Prioritization has been used in multiprotocol routers to give some protocols higher priority than other protocols. For example, SNA (Systems Network Architecture) traffic will time-out if it is not delivered promptly, causing retransmissions that degrade network performance. Such protocols should be given high priority. A number of other prioritization/CoS schemes are outlined here:

  • MAC layer prioritization    In a shared LAN environment such as Ethernet, multiple stations may contend for access to the network. Access is based on first-come, first-serve. Two stations may attempt simultaneous access, cuasing both stations to back off and wait before making another attempt. This is minimized for switched Ethernet where only one station is connected to a switch port. A number of vendor-specific Ethernet priority schemes have been developed. Token ring networks have a priority mechanism in which a reservation bit is set in tokens to indicate priority. See "QoS (Quality of Service)," and check under the section "MAC-Layer Prioritization."

  • VLAN tagging and 802.1p    The IEEE 802.1Q frame-tagging scheme defines a method for inserting a tag into an IEEE MAC-layer frame that defines membership in a virtual LAN. Three bits within the tag define eight different priority levels. The bit settings serve as a label that provides a signal to network devices as to the class of service that the frame should receive.

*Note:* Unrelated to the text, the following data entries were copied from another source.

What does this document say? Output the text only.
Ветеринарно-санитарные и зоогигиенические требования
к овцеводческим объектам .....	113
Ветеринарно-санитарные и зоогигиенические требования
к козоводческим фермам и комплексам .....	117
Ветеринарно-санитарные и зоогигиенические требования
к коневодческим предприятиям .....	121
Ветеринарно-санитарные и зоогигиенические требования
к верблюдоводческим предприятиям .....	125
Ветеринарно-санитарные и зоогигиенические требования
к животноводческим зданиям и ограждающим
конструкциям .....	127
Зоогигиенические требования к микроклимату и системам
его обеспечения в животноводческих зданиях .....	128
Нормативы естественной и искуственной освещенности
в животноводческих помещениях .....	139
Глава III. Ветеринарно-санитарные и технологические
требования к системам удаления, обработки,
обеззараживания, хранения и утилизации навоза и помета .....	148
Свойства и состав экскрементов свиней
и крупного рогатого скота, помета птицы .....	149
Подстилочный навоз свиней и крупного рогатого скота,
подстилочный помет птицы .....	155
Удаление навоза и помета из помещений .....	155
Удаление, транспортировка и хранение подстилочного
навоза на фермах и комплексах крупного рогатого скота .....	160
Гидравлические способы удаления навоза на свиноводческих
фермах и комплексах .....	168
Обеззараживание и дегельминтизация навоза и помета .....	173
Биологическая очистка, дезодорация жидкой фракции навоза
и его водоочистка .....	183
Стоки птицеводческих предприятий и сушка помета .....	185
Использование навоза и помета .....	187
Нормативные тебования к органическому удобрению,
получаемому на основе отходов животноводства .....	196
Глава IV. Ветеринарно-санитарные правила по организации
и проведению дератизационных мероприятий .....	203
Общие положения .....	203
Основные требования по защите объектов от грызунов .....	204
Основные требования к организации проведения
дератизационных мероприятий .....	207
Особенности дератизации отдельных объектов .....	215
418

  • Network layer prioritization    The IP packet header has a field called ToS (Type of Service). This field has recently been redefined to work with the IETF's Differentiated Services (Diff-Serv) strategy. Diff-Serv classifies and marks packets so that they receive a specific per-hop forwarding at network devices along a route. The ToS bit is set once, based on policy information, and then read by network devices. Because IP is an internetworking protocol, Diff-Serv works across networks, including carrier and service provider networks that support the service. Therefore, Diff-Serv will support CoS on the Internet, extranets, and intranets. See "Differentiated Services (Diff-Serv)."

Priority settings may be made in several places. The most logical place is the application running in the end user's system. But applications may not support the various schemes that are available, so edge switches may need to infer priority levels for frames or packets by examining the contents of the packets. This is now easily done with so-called "multilayer switches" based on policies that are defined in policy-based management systems. See "Multilayer Switching" and "Policy-Based Management."

RFC 3052 (Service Management Architectures Issues and Review, January 2001) discusses prioritization in the context of service management networks and policy-based management. Another document worth reading is RFC 2990 (Next Steps for the IP QoS Architecture, November 2000).